Calor extremo na Europa acende alerta para eventos climáticos cada vez mais intensos no Brasil

Europa enfrenta temperaturas acima de 40°C e especialistas alertam para o aumento de eventos climáticos extremos no mundo. Entenda os possíveis impactos para o Brasil e o Litoral Norte.

A intensa onda de calor que atinge diversos países da Europa voltou a colocar as mudanças climáticas no centro das discussões globais.
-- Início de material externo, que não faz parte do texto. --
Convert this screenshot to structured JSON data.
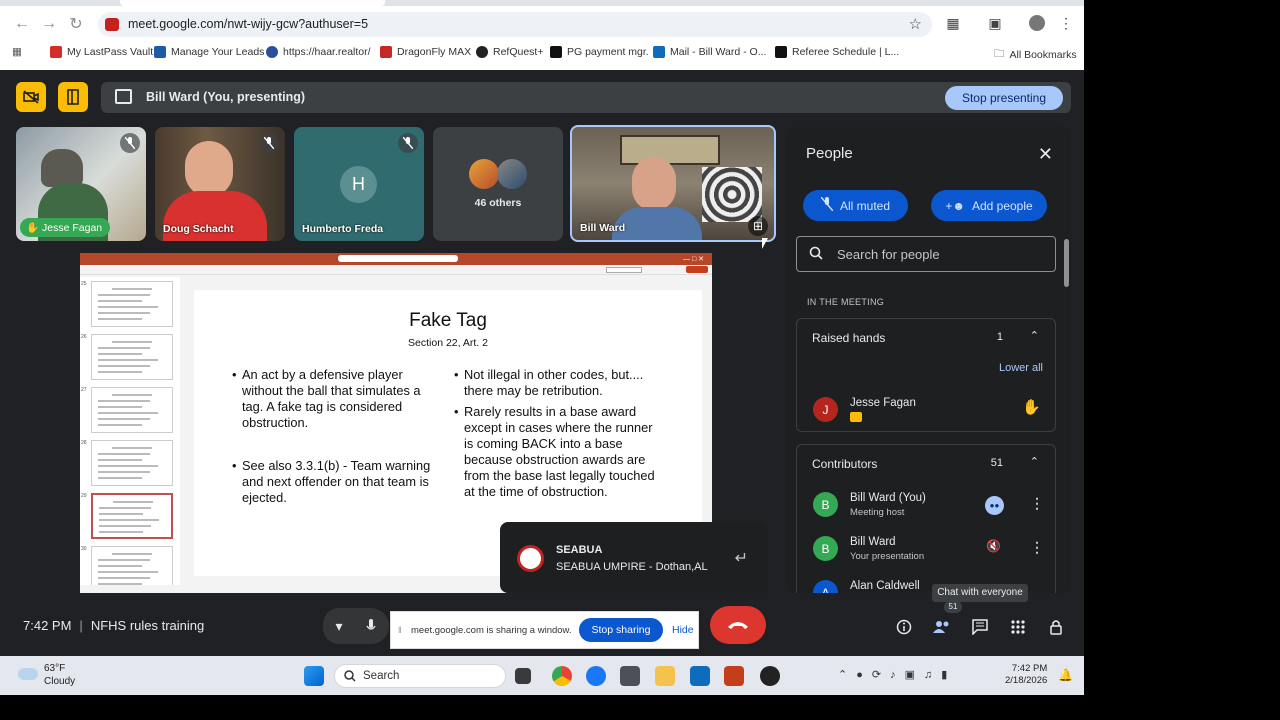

Em algumas regiões do continente, os termômetros já ultrapassaram os 40°C, levando governos a emitir alertas de saúde pública, reforçar medidas de proteção à população e monitorar riscos de incêndios florestais.
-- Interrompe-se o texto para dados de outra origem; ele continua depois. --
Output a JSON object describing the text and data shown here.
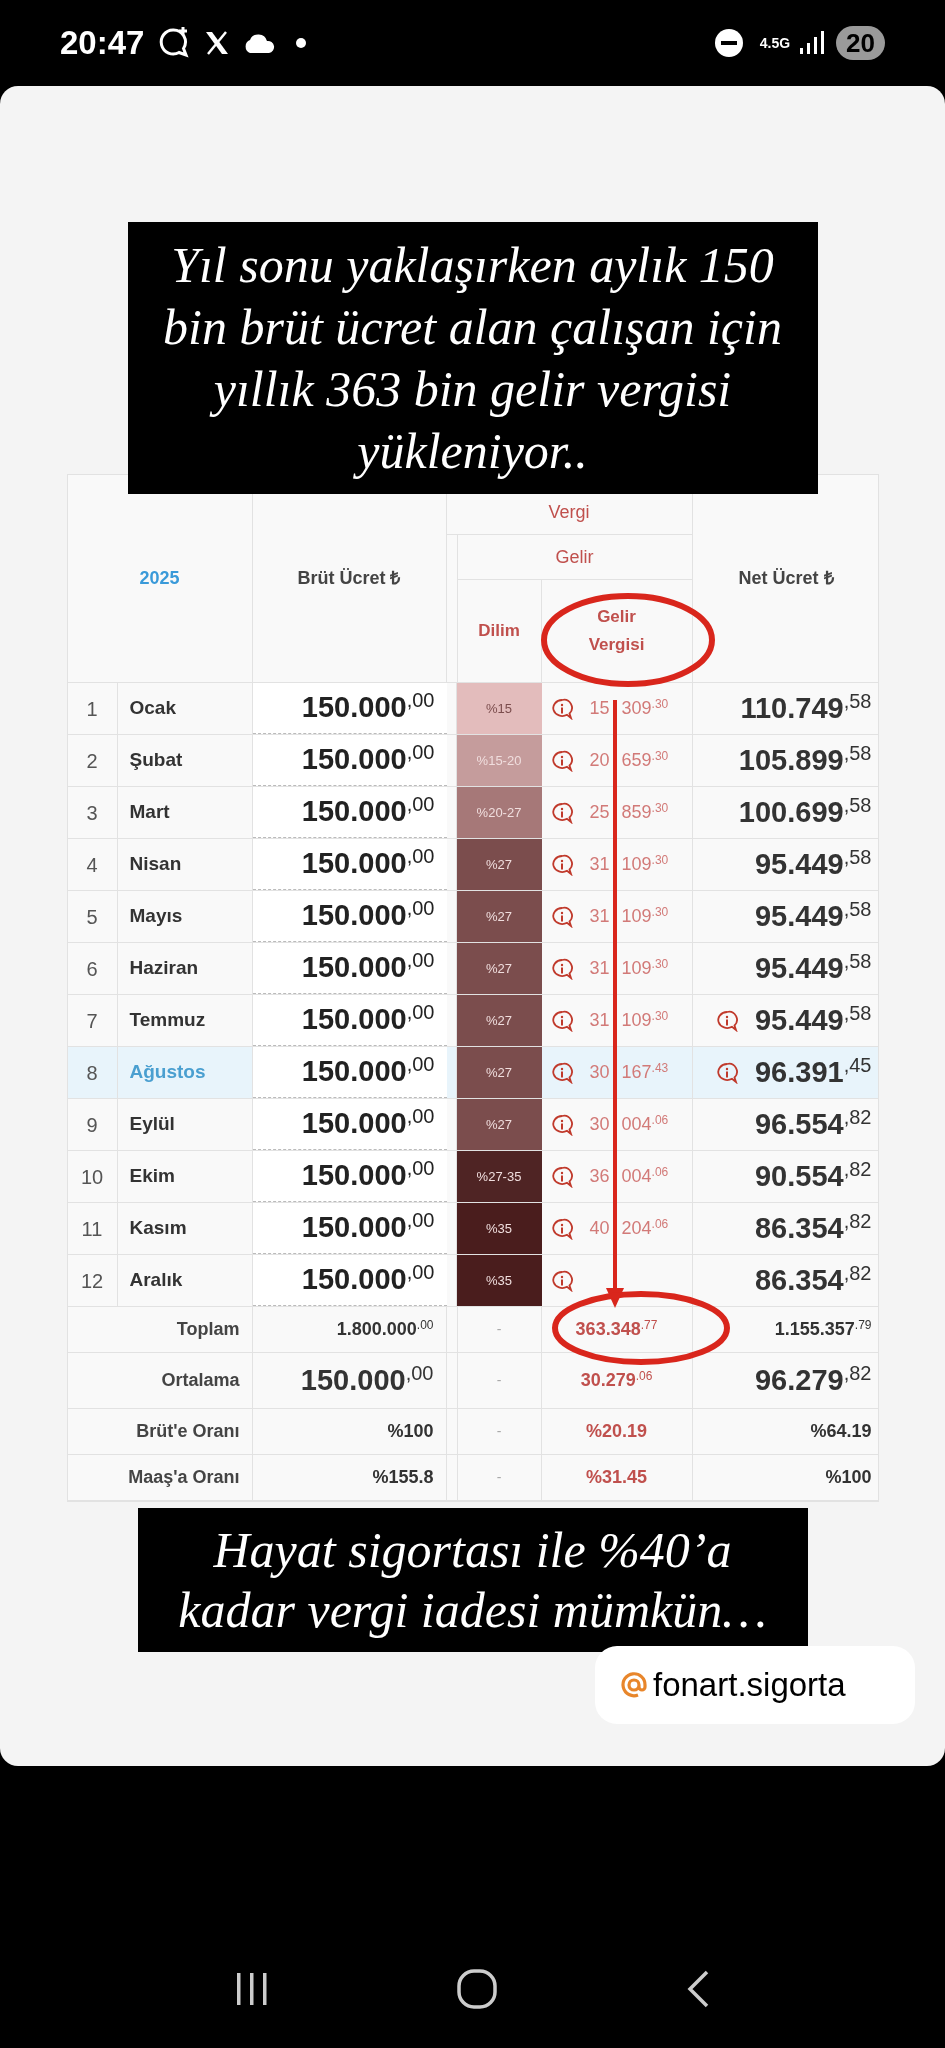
{
  "status_bar": {
    "time": "20:47",
    "network": "4.5G",
    "battery": "20"
  },
  "caption_top": "Yıl sonu yaklaşırken aylık 150 bin brüt ücret alan çalışan için yıllık 363 bin gelir vergisi yükleniyor..",
  "table": {
    "year": "2025",
    "brut_header": "Brüt Ücret ₺",
    "vergi_header": "Vergi",
    "gelir_header": "Gelir",
    "dilim_header": "Dilim",
    "gelir_vergisi_header": "Gelir Vergisi",
    "net_header": "Net Ücret ₺",
    "rows": [
      {
        "no": "1",
        "month": "Ocak",
        "selected": false,
        "brut": "150.000",
        "brut_dec": ",00",
        "dilim": "%15",
        "color": "#e3bcbc",
        "gelir_lead": "15",
        "gelir": "309",
        "gelir_dec": ".30",
        "net": "110.749",
        "net_dec": ",58",
        "net_info": false
      },
      {
        "no": "2",
        "month": "Şubat",
        "selected": false,
        "brut": "150.000",
        "brut_dec": ",00",
        "dilim": "%15-20",
        "color": "#c59c9c",
        "gelir_lead": "20",
        "gelir": "659",
        "gelir_dec": ".30",
        "net": "105.899",
        "net_dec": ",58",
        "net_info": false
      },
      {
        "no": "3",
        "month": "Mart",
        "selected": false,
        "brut": "150.000",
        "brut_dec": ",00",
        "dilim": "%20-27",
        "color": "#a67878",
        "gelir_lead": "25",
        "gelir": "859",
        "gelir_dec": ".30",
        "net": "100.699",
        "net_dec": ",58",
        "net_info": false
      },
      {
        "no": "4",
        "month": "Nisan",
        "selected": false,
        "brut": "150.000",
        "brut_dec": ",00",
        "dilim": "%27",
        "color": "#7b4d4d",
        "gelir_lead": "31",
        "gelir": "109",
        "gelir_dec": ".30",
        "net": "95.449",
        "net_dec": ",58",
        "net_info": false
      },
      {
        "no": "5",
        "month": "Mayıs",
        "selected": false,
        "brut": "150.000",
        "brut_dec": ",00",
        "dilim": "%27",
        "color": "#7b4d4d",
        "gelir_lead": "31",
        "gelir": "109",
        "gelir_dec": ".30",
        "net": "95.449",
        "net_dec": ",58",
        "net_info": false
      },
      {
        "no": "6",
        "month": "Haziran",
        "selected": false,
        "brut": "150.000",
        "brut_dec": ",00",
        "dilim": "%27",
        "color": "#7b4d4d",
        "gelir_lead": "31",
        "gelir": "109",
        "gelir_dec": ".30",
        "net": "95.449",
        "net_dec": ",58",
        "net_info": false
      },
      {
        "no": "7",
        "month": "Temmuz",
        "selected": false,
        "brut": "150.000",
        "brut_dec": ",00",
        "dilim": "%27",
        "color": "#7b4d4d",
        "gelir_lead": "31",
        "gelir": "109",
        "gelir_dec": ".30",
        "net": "95.449",
        "net_dec": ",58",
        "net_info": true
      },
      {
        "no": "8",
        "month": "Ağustos",
        "selected": true,
        "brut": "150.000",
        "brut_dec": ",00",
        "dilim": "%27",
        "color": "#7b4d4d",
        "gelir_lead": "30",
        "gelir": "167",
        "gelir_dec": ".43",
        "net": "96.391",
        "net_dec": ",45",
        "net_info": true
      },
      {
        "no": "9",
        "month": "Eylül",
        "selected": false,
        "brut": "150.000",
        "brut_dec": ",00",
        "dilim": "%27",
        "color": "#7b4d4d",
        "gelir_lead": "30",
        "gelir": "004",
        "gelir_dec": ".06",
        "net": "96.554",
        "net_dec": ",82",
        "net_info": false
      },
      {
        "no": "10",
        "month": "Ekim",
        "selected": false,
        "brut": "150.000",
        "brut_dec": ",00",
        "dilim": "%27-35",
        "color": "#4f2424",
        "gelir_lead": "36",
        "gelir": "004",
        "gelir_dec": ".06",
        "net": "90.554",
        "net_dec": ",82",
        "net_info": false
      },
      {
        "no": "11",
        "month": "Kasım",
        "selected": false,
        "brut": "150.000",
        "brut_dec": ",00",
        "dilim": "%35",
        "color": "#4a1d1d",
        "gelir_lead": "40",
        "gelir": "204",
        "gelir_dec": ".06",
        "net": "86.354",
        "net_dec": ",82",
        "net_info": false
      },
      {
        "no": "12",
        "month": "Aralık",
        "selected": false,
        "brut": "150.000",
        "brut_dec": ",00",
        "dilim": "%35",
        "color": "#4a1d1d",
        "net": "86.354",
        "net_dec": ",82",
        "net_info": false
      }
    ],
    "summary": [
      {
        "kind": "total",
        "label": "Toplam",
        "brut": "1.800.000",
        "brut_dec": ".00",
        "dilim": "-",
        "gelir": "363.348",
        "gelir_dec": ".77",
        "net": "1.155.357",
        "net_dec": ".79"
      },
      {
        "kind": "large",
        "label": "Ortalama",
        "brut": "150.000",
        "brut_dec": ",00",
        "dilim": "-",
        "gelir": "30.279",
        "gelir_dec": ".06",
        "net": "96.279",
        "net_dec": ",82"
      },
      {
        "kind": "ratio",
        "label": "Brüt'e Oranı",
        "brut": "%100",
        "dilim": "-",
        "gelir": "%20.19",
        "net": "%64.19"
      },
      {
        "kind": "ratio",
        "label": "Maaş'a Oranı",
        "brut": "%155.8",
        "dilim": "-",
        "gelir": "%31.45",
        "net": "%100"
      }
    ]
  },
  "caption_bottom": "Hayat sigortası ile %40’a kadar vergi iadesi mümkün…",
  "handle": "fonart.sigorta"
}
Embora o fenômeno esteja ocorrendo a milhares de quilômetros de distância, especialistas alertam que os efeitos do aquecimento global não respeitam fronteiras e que eventos extremos semelhantes tendem a se tornar cada vez mais frequentes também no Brasil.

Para cidades costeiras como Caraguatatuba, São Sebastião, Ilhabela e Ubatuba, o alerta vai além das temperaturas elevadas e envolve riscos associados a chuvas intensas, ressacas marítimas, deslizamentos de encostas e alterações nos ecossistemas marinhos.

Europa enfrenta temperaturas históricas

Nos últimos dias, diversos países europeus registraram temperaturas muito acima da média para o período.

Autoridades locais emitiram recomendações para evitar exposição prolongada ao sol, reforçaram o atendimento de saúde e adotaram protocolos especiais para proteger idosos, crianças e pessoas com doenças crônicas.

Especialistas apontam que as ondas de calor vêm se tornando mais frequentes, mais duradouras e mais intensas nas últimas décadas.

Segundo organismos internacionais ligados ao clima, o aumento da temperatura média global está diretamente relacionado ao crescimento desses eventos extremos.

O que isso tem a ver com o Brasil?

Embora o Brasil possua características climáticas diferentes das observadas na Europa, pesquisadores afirmam que o aquecimento global influencia o comportamento da atmosfera em todo o planeta.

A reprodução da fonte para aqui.